There were times Shaquille O'Neal intentionally kept Kobe Bryant from shooting the ball when the two were teammates with the Lakers.
O'Neal actually had a hand signal with his teammates to keep the ball away from the young guard when he got to Los Angeles, according to Raja Bell who was a teammate of Shaq's with the Suns.
"Shaq told me a story," Bell told the "Kanell and Bell" podcast this week, via CBS Sports. "We had a kid named Gordon Giricek on our Suns team, he had gotten there, and Gordon would go in the game, and Gordon was about his buckets. So Gordon would get in, and no matter what we were doing, no matter what the flow or the chemistry was, Gordon would be just, you know, shooting the ball. Gordon was my guy, I played with him in Utah.

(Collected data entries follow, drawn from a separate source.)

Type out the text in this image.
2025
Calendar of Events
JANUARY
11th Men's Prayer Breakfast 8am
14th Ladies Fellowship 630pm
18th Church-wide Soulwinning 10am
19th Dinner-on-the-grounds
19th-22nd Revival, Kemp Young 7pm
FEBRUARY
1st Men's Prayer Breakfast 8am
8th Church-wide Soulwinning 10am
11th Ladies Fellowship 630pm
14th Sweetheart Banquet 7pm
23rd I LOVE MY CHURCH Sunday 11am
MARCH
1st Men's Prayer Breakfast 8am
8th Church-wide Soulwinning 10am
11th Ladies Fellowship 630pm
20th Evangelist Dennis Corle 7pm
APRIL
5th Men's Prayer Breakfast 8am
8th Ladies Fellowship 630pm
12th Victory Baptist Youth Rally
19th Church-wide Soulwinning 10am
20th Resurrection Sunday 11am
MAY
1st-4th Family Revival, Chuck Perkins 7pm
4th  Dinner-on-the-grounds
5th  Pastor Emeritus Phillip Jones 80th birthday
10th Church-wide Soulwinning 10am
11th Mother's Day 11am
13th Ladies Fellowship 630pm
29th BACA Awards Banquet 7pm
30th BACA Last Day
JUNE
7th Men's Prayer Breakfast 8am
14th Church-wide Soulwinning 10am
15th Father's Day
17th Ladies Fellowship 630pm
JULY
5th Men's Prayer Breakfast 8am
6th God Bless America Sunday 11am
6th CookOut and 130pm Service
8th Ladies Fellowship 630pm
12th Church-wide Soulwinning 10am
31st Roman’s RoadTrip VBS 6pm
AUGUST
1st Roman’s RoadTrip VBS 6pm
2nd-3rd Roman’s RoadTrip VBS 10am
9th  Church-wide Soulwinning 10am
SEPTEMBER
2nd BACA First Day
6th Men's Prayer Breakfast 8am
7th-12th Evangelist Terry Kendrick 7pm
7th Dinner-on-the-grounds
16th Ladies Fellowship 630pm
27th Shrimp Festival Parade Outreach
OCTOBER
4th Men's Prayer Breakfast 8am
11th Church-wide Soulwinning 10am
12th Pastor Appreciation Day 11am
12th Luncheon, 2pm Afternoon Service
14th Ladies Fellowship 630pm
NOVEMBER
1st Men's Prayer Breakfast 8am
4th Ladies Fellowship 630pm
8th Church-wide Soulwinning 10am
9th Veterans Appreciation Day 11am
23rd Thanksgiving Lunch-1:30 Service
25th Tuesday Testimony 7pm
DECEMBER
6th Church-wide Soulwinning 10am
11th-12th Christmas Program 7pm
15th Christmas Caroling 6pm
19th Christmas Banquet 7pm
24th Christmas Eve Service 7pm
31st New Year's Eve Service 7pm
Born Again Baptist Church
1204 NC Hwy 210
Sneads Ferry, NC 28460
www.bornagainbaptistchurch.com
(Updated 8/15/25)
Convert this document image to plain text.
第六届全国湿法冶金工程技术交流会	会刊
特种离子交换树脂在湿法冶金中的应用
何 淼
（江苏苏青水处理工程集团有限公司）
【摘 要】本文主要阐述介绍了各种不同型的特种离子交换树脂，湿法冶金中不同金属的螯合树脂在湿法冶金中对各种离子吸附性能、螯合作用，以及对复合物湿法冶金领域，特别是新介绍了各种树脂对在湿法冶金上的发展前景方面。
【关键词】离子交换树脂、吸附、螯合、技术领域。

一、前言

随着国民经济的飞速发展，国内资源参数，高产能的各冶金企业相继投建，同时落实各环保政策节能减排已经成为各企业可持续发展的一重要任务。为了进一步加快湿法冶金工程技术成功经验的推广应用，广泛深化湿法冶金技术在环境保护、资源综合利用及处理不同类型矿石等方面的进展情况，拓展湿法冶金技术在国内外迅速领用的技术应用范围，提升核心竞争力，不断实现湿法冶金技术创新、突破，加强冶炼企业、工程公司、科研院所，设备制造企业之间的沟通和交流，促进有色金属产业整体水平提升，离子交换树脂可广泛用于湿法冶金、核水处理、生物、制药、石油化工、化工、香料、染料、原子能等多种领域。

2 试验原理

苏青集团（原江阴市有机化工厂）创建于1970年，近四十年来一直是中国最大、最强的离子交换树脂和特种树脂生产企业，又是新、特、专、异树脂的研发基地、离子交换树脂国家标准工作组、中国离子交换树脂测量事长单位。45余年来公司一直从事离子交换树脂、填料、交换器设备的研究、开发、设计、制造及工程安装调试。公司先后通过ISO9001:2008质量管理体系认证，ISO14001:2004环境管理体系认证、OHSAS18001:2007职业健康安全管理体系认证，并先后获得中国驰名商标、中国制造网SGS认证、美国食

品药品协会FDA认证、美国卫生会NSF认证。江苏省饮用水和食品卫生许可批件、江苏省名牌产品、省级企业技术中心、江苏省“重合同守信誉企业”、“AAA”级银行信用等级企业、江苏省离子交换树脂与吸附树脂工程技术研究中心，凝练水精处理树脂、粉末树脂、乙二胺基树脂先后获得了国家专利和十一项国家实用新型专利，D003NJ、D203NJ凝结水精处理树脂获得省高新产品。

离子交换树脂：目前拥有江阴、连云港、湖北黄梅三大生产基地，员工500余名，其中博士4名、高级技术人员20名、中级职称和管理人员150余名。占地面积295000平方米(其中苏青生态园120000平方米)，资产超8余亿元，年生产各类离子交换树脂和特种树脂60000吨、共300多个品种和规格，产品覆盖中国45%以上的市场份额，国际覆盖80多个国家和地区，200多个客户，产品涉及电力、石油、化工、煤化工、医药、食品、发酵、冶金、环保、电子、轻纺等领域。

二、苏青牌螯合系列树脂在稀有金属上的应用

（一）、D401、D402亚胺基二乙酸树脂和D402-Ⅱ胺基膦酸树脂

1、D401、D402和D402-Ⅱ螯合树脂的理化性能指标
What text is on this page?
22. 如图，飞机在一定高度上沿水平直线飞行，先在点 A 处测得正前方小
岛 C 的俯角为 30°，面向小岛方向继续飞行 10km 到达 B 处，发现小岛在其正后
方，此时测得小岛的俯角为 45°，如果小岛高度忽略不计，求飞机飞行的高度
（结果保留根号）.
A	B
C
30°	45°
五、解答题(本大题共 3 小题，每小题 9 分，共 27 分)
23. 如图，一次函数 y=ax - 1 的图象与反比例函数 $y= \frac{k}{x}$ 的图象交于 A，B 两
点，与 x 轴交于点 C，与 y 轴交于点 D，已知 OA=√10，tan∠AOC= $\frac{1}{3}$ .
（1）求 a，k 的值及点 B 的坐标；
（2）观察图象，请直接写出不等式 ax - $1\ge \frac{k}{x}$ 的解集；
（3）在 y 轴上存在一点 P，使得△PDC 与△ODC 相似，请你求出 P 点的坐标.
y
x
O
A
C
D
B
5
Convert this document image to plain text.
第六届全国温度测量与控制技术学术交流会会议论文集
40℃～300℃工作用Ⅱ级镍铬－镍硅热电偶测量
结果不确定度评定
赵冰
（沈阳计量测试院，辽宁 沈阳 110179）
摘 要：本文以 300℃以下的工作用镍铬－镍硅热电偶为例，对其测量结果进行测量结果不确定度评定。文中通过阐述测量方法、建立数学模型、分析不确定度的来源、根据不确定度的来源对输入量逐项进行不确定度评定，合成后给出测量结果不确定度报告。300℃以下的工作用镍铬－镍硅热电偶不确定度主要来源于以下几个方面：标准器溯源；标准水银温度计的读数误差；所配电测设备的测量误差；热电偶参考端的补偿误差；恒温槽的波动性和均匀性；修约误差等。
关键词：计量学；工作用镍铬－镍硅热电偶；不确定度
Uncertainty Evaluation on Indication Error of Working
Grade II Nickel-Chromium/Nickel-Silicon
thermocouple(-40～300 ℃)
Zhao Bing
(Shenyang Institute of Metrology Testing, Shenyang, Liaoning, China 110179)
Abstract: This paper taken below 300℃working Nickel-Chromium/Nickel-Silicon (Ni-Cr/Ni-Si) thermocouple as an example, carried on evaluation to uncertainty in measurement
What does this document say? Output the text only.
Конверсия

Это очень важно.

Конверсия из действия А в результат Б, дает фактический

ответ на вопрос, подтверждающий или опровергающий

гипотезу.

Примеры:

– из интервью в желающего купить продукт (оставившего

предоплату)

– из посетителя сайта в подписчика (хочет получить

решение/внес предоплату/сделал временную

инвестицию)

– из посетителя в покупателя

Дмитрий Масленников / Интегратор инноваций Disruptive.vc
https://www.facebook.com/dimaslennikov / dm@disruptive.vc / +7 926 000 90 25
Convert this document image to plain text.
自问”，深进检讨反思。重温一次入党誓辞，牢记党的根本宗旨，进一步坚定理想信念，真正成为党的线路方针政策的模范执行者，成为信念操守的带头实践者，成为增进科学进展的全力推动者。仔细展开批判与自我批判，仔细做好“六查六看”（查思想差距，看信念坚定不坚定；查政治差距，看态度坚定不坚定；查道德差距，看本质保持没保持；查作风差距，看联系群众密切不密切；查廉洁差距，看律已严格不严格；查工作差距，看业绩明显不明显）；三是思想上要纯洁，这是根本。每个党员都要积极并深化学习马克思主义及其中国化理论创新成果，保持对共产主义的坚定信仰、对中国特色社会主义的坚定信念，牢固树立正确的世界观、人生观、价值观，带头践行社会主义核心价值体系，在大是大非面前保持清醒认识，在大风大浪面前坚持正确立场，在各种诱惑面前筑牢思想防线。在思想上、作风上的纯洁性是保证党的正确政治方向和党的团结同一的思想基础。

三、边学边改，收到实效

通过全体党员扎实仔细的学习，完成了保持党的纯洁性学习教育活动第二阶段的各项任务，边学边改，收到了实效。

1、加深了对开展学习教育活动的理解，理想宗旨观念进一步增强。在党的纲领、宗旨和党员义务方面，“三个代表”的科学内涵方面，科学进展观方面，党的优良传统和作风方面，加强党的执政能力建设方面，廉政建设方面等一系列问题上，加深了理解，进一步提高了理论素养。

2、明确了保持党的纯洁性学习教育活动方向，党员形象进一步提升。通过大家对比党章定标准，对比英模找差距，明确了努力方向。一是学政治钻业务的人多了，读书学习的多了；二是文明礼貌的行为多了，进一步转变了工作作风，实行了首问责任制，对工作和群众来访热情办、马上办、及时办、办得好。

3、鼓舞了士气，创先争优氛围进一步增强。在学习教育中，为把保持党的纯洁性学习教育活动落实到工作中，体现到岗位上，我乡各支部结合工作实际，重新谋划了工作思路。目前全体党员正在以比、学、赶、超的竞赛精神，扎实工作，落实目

"But Shaq started saying, 'Hey guys, this is the symbol' (twitches thumbs downward) 'when I give you this, Gordon doesn't get the ball anymore.' And I'm like, 'Dude what is the background on that, where'd you come up with that?' And he was like, 'When Kobe was young, he would be going in and just trying to get 'em, so the rest of us had a universal kind of code that if we looked at each other and went (gives signal) then that meant Kobe didn't get the ball anymore.'"
The two Hall of Famers have been trading jabs back and forth this week as Bryant first called out O'Neal's work ethic saying he would have won 12 rings if the center would have worked harder.
O'Neal responded by saying Bryant would have had at least one more ring if he had passed more.